Hapoel Bnei Hurfeish
- Full name: Hapoel Bnei Hurfeish Football Club הפועל בני חורפיש
- Founded: 2013
- Ground: Peki'in
- Manager: Imad Fares
- League: Liga Gimel Upper Galilee
- 2015–16: 6th
| Home colours | Away colours |

= Hapoel Bnei Hurfeish F.C. =

Israeli football club

Hapoel Bnei Hurfeish (הפועל בני חורפיש) is an Israeli football club based in the Hurfeish. The club currently plays in Liga Gimel Upper Galilee division.

==History==
The club was established in 2013 as a revival of a defunct club, Hapoel Hurfeish, which operated until 2003, and in its best played in Liga Alef. The new club was placed in the Upper Galilee division of Liga Gimel, and finished 11th in its first season in the league, and 6th in its second season.
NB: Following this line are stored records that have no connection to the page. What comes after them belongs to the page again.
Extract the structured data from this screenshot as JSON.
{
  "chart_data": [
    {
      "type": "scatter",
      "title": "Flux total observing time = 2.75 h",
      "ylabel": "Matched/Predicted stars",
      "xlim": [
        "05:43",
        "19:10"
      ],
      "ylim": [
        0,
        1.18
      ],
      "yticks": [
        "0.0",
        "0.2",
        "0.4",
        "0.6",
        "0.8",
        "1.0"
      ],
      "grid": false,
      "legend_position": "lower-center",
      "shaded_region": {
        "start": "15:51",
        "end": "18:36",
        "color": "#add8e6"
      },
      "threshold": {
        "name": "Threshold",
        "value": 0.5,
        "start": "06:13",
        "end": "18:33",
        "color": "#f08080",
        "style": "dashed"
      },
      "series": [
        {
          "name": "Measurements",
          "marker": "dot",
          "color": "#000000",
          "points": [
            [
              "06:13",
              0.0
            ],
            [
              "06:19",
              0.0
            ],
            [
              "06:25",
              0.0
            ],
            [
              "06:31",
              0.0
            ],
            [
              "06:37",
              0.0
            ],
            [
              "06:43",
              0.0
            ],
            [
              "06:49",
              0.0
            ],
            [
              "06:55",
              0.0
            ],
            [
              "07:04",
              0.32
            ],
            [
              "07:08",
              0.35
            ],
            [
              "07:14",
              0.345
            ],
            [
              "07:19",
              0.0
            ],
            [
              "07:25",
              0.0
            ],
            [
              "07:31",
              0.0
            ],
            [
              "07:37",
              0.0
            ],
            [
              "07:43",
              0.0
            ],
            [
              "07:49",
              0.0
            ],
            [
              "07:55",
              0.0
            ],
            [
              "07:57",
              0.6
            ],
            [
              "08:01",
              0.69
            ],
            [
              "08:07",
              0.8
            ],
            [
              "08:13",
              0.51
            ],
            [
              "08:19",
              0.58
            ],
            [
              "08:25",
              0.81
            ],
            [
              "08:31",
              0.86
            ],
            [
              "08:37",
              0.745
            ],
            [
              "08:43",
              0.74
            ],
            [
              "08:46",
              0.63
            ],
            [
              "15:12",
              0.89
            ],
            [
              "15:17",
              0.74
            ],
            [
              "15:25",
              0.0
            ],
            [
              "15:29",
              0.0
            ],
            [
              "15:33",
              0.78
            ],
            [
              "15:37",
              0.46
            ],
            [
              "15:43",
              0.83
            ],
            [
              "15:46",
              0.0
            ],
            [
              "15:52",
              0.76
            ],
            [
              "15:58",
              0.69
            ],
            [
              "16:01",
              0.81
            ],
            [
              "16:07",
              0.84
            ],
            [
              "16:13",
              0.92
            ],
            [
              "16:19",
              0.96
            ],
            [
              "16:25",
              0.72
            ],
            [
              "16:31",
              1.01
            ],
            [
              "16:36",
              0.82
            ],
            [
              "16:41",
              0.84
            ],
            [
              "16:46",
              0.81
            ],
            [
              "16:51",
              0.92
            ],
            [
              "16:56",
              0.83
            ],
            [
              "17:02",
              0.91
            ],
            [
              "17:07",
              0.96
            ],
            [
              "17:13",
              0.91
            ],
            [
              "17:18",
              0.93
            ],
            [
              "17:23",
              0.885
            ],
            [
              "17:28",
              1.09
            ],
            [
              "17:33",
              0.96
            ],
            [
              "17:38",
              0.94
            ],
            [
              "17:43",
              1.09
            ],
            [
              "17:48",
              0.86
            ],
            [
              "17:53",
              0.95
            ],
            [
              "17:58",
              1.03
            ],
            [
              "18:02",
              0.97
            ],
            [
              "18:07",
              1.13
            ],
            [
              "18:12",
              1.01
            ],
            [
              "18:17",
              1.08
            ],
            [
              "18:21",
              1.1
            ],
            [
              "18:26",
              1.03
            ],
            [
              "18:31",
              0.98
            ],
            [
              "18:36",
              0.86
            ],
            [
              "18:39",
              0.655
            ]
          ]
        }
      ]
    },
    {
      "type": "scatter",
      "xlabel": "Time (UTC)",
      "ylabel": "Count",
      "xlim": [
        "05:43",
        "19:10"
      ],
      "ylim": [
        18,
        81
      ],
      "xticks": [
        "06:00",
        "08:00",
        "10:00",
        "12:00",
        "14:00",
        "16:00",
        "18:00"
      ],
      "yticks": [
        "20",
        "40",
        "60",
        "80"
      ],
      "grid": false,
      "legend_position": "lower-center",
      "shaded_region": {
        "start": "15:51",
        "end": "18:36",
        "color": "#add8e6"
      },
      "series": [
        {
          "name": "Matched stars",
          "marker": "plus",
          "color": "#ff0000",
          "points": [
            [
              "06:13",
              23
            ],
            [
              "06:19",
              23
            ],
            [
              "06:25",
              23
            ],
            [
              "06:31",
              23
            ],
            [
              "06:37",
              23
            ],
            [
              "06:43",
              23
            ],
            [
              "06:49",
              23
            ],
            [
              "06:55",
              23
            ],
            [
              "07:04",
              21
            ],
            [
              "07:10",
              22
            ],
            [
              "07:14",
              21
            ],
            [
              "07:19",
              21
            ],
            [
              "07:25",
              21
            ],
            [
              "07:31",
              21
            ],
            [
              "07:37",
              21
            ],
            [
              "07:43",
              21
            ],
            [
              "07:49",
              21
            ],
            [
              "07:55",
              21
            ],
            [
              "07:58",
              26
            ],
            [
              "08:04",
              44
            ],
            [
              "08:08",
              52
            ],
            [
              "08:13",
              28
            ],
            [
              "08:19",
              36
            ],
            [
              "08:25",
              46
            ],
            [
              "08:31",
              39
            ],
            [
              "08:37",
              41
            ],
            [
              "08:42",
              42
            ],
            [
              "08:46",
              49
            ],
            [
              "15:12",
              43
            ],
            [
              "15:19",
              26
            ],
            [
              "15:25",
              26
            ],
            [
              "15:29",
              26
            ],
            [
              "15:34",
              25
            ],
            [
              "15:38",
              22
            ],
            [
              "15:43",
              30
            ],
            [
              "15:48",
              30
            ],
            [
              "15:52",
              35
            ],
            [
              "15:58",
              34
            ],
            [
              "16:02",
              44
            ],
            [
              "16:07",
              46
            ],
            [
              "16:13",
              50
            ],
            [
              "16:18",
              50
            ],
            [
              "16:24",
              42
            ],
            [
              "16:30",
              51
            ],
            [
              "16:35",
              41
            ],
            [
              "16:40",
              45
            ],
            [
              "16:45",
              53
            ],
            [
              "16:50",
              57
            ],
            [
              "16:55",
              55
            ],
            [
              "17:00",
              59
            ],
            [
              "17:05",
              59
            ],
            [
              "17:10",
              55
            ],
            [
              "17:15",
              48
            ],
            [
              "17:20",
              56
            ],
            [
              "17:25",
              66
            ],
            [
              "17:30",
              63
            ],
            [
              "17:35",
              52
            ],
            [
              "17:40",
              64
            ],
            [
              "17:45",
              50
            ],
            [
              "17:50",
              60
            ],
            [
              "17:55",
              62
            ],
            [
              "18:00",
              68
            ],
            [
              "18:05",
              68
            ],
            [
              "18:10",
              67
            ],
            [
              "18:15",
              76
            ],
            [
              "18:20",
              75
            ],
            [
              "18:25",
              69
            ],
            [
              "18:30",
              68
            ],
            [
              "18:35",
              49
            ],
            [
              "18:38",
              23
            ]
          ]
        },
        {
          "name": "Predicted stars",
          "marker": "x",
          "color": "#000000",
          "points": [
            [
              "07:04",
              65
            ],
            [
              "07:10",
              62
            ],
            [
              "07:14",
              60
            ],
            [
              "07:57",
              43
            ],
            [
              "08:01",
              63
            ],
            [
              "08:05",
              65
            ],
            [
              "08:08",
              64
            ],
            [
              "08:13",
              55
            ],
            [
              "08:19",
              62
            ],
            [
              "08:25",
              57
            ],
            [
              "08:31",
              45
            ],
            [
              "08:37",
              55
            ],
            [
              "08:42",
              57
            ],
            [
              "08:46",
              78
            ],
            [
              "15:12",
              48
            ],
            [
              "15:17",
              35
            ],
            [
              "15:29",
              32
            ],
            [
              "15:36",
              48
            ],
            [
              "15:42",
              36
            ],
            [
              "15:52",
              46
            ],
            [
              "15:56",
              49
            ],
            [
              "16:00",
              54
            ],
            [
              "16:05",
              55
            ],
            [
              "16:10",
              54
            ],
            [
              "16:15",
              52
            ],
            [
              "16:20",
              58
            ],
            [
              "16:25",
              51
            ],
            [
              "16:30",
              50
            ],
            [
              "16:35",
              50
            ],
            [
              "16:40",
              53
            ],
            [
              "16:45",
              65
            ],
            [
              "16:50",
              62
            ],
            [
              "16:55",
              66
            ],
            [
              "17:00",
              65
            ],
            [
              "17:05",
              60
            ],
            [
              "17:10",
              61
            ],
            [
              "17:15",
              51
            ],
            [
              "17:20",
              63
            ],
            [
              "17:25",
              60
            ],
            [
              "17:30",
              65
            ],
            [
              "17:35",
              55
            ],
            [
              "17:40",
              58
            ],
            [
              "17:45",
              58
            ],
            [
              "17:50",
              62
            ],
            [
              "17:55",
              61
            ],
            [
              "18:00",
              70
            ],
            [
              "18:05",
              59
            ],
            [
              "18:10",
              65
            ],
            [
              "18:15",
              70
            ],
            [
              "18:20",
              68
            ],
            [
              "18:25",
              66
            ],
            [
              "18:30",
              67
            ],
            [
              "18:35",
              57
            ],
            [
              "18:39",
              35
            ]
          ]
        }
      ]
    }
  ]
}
In the cup, the club's best achievement is the fourth round, which doubles as the league cup final, where they lost in 2014–15 to Maccabi Nahf 1–5.

==Home ground==
The club plays his home matches in the nearby village of Peki'in, as the old football stadium in the village, which was built in 1978, deemed unfit. Work on the renovation of the stadium began in 2013, but work was halted in early 2014 as the budget ran out, due to inadequate planning.